'Ndrangheta: delitto boss Femia, un'assoluzione in appello

toghe 500altraDue condanne e un'assoluzione. Con questa decisione si è chiuso il processo d'appello che vedeva Massimiliano Sestito e i fratelli Antonio e Francesco Pizzata imputati come componenti della 'cellula' 'ndranghetista che nel gennaio 2013, in località Castel di Leva, all'estrema periferia di Roma, uccise il boss calabrese Vincenzo Femia. Dopo una lunga camera di consiglio è arrivata la condanna all'ergastolo di Sestito e a 25 anni di carcere di Francesco Pizzata (per quest'ultimo riconosciute le attenuanti generiche equivalenti alle contestate aggravanti del 'metodo mafioso' e della premeditazione), e l'assoluzione 'per non aver commesso il fatto' di Antonio Pizzata.

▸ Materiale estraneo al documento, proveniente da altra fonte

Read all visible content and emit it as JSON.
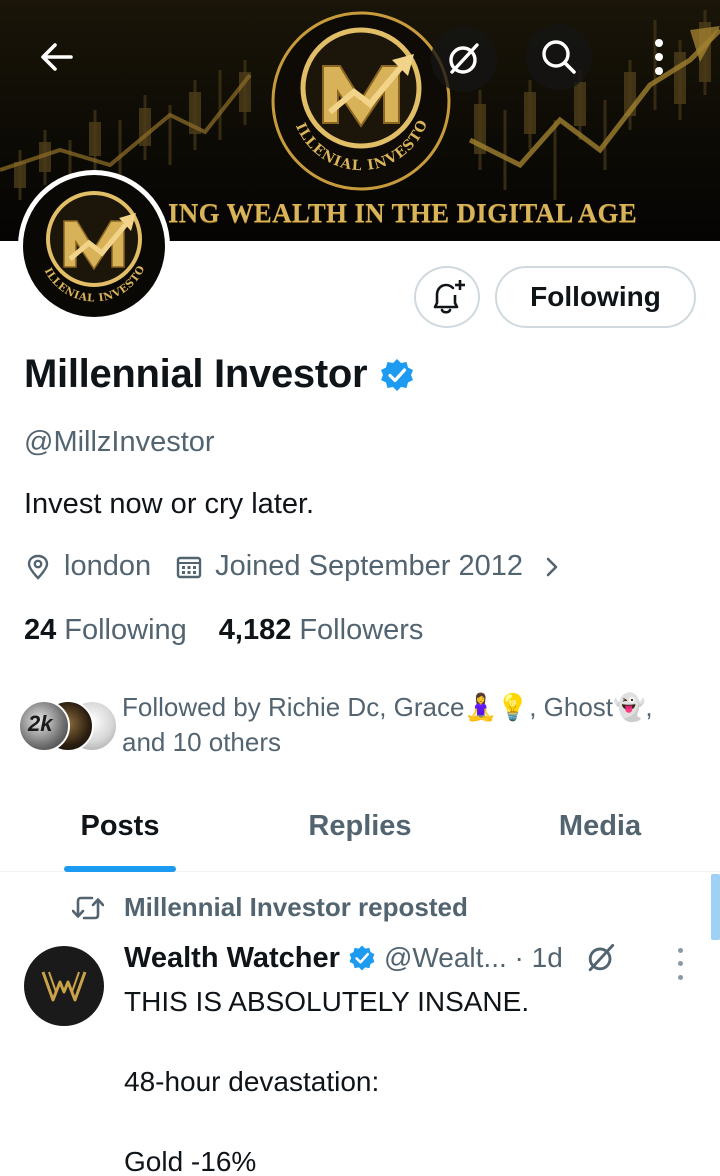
{
  "banner": {
    "logo_text": "MILLENIAL INVESTOR",
    "tagline": "ING WEALTH IN THE DIGITAL AGE"
  },
  "top_bar": {
    "back_icon": "arrow-left-icon",
    "grok_icon": "grok-icon",
    "search_icon": "search-icon",
    "more_icon": "more-vertical-icon"
  },
  "avatar": {
    "logo_text": "MILLENIAL INVESTOR"
  },
  "actions": {
    "notify_icon": "bell-plus-icon",
    "following_label": "Following"
  },
  "profile": {
    "display_name": "Millennial Investor",
    "handle": "@MillzInvestor",
    "bio": "Invest now or cry later.",
    "location": "london",
    "joined": "Joined September 2012",
    "verified_color": "#1d9bf0"
  },
  "stats": {
    "following_count": "24",
    "following_label": "Following",
    "followers_count": "4,182",
    "followers_label": "Followers"
  },
  "followed_by": {
    "text": "Followed by Richie Dc, Grace🧘‍♀️💡, Ghost👻, and 10 others",
    "avatar_label": "2k"
  },
  "tabs": [
    {
      "label": "Posts",
      "active": true
    },
    {
      "label": "Replies",
      "active": false
    },
    {
      "label": "Media",
      "active": false
    }
  ],
  "post": {
    "repost_label": "Millennial Investor reposted",
    "author": "Wealth Watcher",
    "handle_time": "@Wealt... · 1d",
    "lines": [
      "THIS IS ABSOLUTELY INSANE.",
      "48-hour devastation:",
      "Gold -16%"
    ]
  },
  "colors": {
    "accent": "#1d9bf0",
    "gold": "#d9b45a",
    "text_primary": "#0f1419",
    "text_secondary": "#536471"
  }
}
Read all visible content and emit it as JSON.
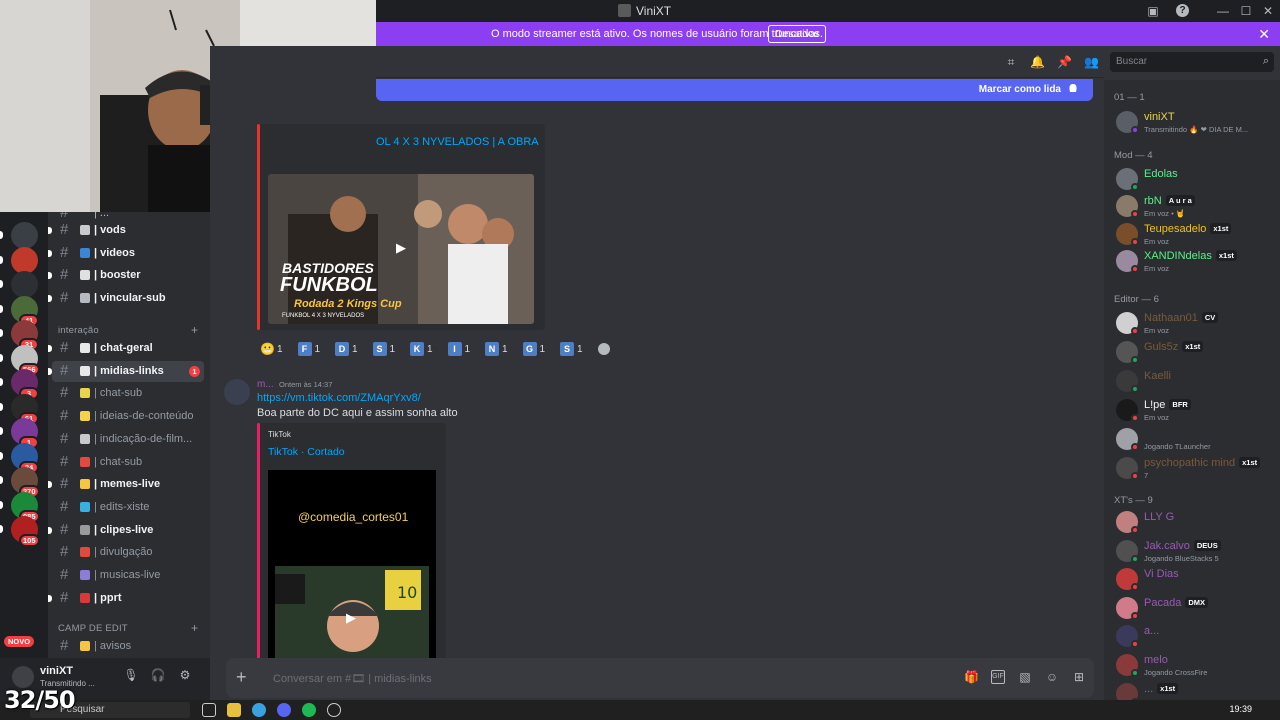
{
  "window": {
    "title": "ViniXT"
  },
  "banner": {
    "message": "O modo streamer está ativo. Os nomes de usuário foram truncados.",
    "button": "Desativar"
  },
  "servers": [
    {
      "badge": ""
    },
    {
      "badge": ""
    },
    {
      "badge": ""
    },
    {
      "badge": "41"
    },
    {
      "badge": "31"
    },
    {
      "badge": "566"
    },
    {
      "badge": "3"
    },
    {
      "badge": "61"
    },
    {
      "badge": "1"
    },
    {
      "badge": "24"
    },
    {
      "badge": "270"
    },
    {
      "badge": "985"
    },
    {
      "badge": "105"
    }
  ],
  "server_new_label": "NOVO",
  "channels": {
    "partial_top": "| ...",
    "items_top": [
      {
        "name": "| vods",
        "bright": true,
        "emoji_color": "#c7c9cc"
      },
      {
        "name": "| videos",
        "bright": true,
        "emoji_color": "#3a87d8"
      },
      {
        "name": "| booster",
        "bright": true,
        "emoji_color": "#e0e0e0"
      },
      {
        "name": "| vincular-sub",
        "bright": true,
        "emoji_color": "#b5bac1"
      }
    ],
    "category_interacao": "interação",
    "items_interacao": [
      {
        "name": "| chat-geral",
        "bright": true,
        "emoji_color": "#e8e8e8"
      },
      {
        "name": "| midias-links",
        "bright": true,
        "active": true,
        "emoji_color": "#e8e8e8",
        "unread": "1"
      },
      {
        "name": "| chat-sub",
        "bright": false,
        "emoji_color": "#e8d44d"
      },
      {
        "name": "| ideias-de-conteúdo",
        "bright": false,
        "emoji_color": "#f6d14a"
      },
      {
        "name": "| indicação-de-film...",
        "bright": false,
        "emoji_color": "#c7c9cc"
      },
      {
        "name": "| chat-sub",
        "bright": false,
        "emoji_color": "#e04a3f"
      },
      {
        "name": "| memes-live",
        "bright": true,
        "emoji_color": "#f6c544"
      },
      {
        "name": "| edits-xiste",
        "bright": false,
        "emoji_color": "#3ab0e0"
      },
      {
        "name": "| clipes-live",
        "bright": true,
        "emoji_color": "#9a9a9a"
      },
      {
        "name": "| divulgação",
        "bright": false,
        "emoji_color": "#e04a3f"
      },
      {
        "name": "| musicas-live",
        "bright": false,
        "emoji_color": "#8e7dd8"
      },
      {
        "name": "| pprt",
        "bright": true,
        "emoji_color": "#d83a3a"
      }
    ],
    "category_camp": "CAMP DE EDIT",
    "items_camp": [
      {
        "name": "| avisos",
        "bright": false,
        "emoji_color": "#f6c544"
      }
    ]
  },
  "user": {
    "name": "viniXT",
    "status": "Transmitindo ..."
  },
  "chat": {
    "unread_bar": "Marcar como lida",
    "embed1_title": "OL  4 X  3 NYVELADOS | A OBRA",
    "video1_line1": "BASTIDORES",
    "video1_line2": "FUNKBOL",
    "video1_line3": "Rodada 2 Kings Cup",
    "video1_line4": "FUNKBOL 4 X 3 NYVELADOS",
    "reactions": [
      {
        "label": "😬",
        "count": "1"
      },
      {
        "label": "F",
        "count": "1"
      },
      {
        "label": "D",
        "count": "1"
      },
      {
        "label": "S",
        "count": "1"
      },
      {
        "label": "K",
        "count": "1"
      },
      {
        "label": "I",
        "count": "1"
      },
      {
        "label": "N",
        "count": "1"
      },
      {
        "label": "G",
        "count": "1"
      },
      {
        "label": "S",
        "count": "1"
      }
    ],
    "msg2": {
      "author": "m...",
      "timestamp": "Ontem às 14:37",
      "link": "https://vm.tiktok.com/ZMAqrYxv8/",
      "text": "Boa parte do DC aqui e assim sonha alto",
      "embed_provider": "TikTok",
      "embed_title": "TikTok · Cortado",
      "video_caption": "@comedia_cortes01"
    },
    "composer_placeholder": "Conversar em #🎞 | midias-links"
  },
  "search": {
    "placeholder": "Buscar"
  },
  "members": {
    "groups": [
      {
        "title": "01 — 1"
      },
      {
        "title": "Mod — 4"
      },
      {
        "title": "Editor — 6"
      },
      {
        "title": "XT's — 9"
      }
    ],
    "owner": [
      {
        "name": "viniXT",
        "status": "Transmitindo 🔥 ❤ DIA DE M...",
        "color": "#e8d44d",
        "avatar": "#5a5f66",
        "dot": "#8c3ff2"
      }
    ],
    "mods": [
      {
        "name": "Edolas",
        "status": "",
        "color": "#57f287",
        "avatar": "#6b6f77",
        "dot": "#23a55a"
      },
      {
        "name": "rbN",
        "tag": "A u r a",
        "status": "Em voz • 🤘",
        "color": "#57f287",
        "avatar": "#8a7a6a",
        "dot": "#f23f43"
      },
      {
        "name": "Teupesadelo",
        "tag": "x1st",
        "status": "Em voz",
        "color": "#f1c40f",
        "avatar": "#7a4e2a",
        "dot": "#f23f43"
      },
      {
        "name": "XANDINdelas",
        "tag": "x1st",
        "status": "Em voz",
        "color": "#57f287",
        "avatar": "#9a8aa0",
        "dot": "#f23f43"
      }
    ],
    "editors": [
      {
        "name": "Nathaan01",
        "tag": "CV",
        "status": "Em voz",
        "color": "#7a5a3a",
        "avatar": "#d0d0d0",
        "dot": "#f23f43"
      },
      {
        "name": "Guls5z",
        "tag": "x1st",
        "status": "",
        "color": "#7a5a3a",
        "avatar": "#555",
        "dot": "#23a55a"
      },
      {
        "name": "Kaelli",
        "status": "",
        "color": "#7a5a3a",
        "avatar": "#3a3a3a",
        "dot": "#23a55a"
      },
      {
        "name": "L!pe",
        "tag": "BFR",
        "status": "Em voz",
        "color": "#f2f3f5",
        "avatar": "#1a1a1a",
        "dot": "#f23f43"
      },
      {
        "name": "",
        "status": "Jogando TLauncher",
        "color": "#f2f3f5",
        "avatar": "#a0a0a8",
        "dot": "#f23f43"
      },
      {
        "name": "psychopathic mind",
        "tag": "x1st",
        "status": "7",
        "color": "#7a5a3a",
        "avatar": "#4a4a4a",
        "dot": "#f23f43"
      }
    ],
    "xts": [
      {
        "name": "LLY G",
        "status": "",
        "color": "#9b59b6",
        "avatar": "#c08080",
        "dot": "#f23f43"
      },
      {
        "name": "Jak.calvo",
        "tag": "DEUS",
        "status": "Jogando BlueStacks 5",
        "color": "#9b59b6",
        "avatar": "#505050",
        "dot": "#23a55a"
      },
      {
        "name": "Vi Dias",
        "status": "",
        "color": "#9b59b6",
        "avatar": "#c03a3a",
        "dot": "#f23f43"
      },
      {
        "name": "Pacada",
        "tag": "DMX",
        "status": "",
        "color": "#9b59b6",
        "avatar": "#d07a8a",
        "dot": "#f23f43"
      },
      {
        "name": "a...",
        "status": "",
        "color": "#9b59b6",
        "avatar": "#3a3a5a",
        "dot": "#f23f43"
      },
      {
        "name": "melo",
        "status": "Jogando CrossFire",
        "color": "#9b59b6",
        "avatar": "#8a3a3a",
        "dot": "#23a55a"
      },
      {
        "name": "...",
        "tag": "x1st",
        "status": "",
        "color": "#9b59b6",
        "avatar": "#6a3a3a",
        "dot": "#f23f43"
      }
    ]
  },
  "taskbar": {
    "search_placeholder": "Pesquisar",
    "time": "19:39"
  },
  "overlay_counter": "32/50"
}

In primo grado i tre erano stati condannati tutti all'ergastolo. Femia era ritenuto personaggio di primo piano nella malavita della Capitale, con diversi precedenti tra cui associazione mafiosa e appartenenza alla cosca di San Luca, conosciuta per la strage di Duisburg del 2007. Fu trovato morto il 24 gennaio 2013, ucciso con numerosi colpi di pistola mentre era dentro l'auto della moglie. Lo spessore criminale della vittima e le modalità dell'omicidio indussero gli investigatori a ricondurre il delitto a un contesto di tipo mafioso. Tutto rimase però oscuro fino a quando Gianni Cretarola, diventato collaboratore di giustizia (e per questi fatti giudicato separatamente col rito abbreviato), con le sue dichiarazioni fece luce sul delitto. Confessò di far parte della cellula 'ndranghetista e che il reale movente dell'omicidio era da ricollegare i contrasti insorti nella spartizione del mercato della droga nella capitale (160 chili di cocaina colombiana trasportati a Roma dalla Spagna nell'agosto 2012). Il compito del collaboratore (che, oltre a descrivere le modalità dell'azione, indicò i partecipanti e addirittura il numero dei colpi esplosi) era stato quello di accompagnare Femia al posto individuato per l'agguato.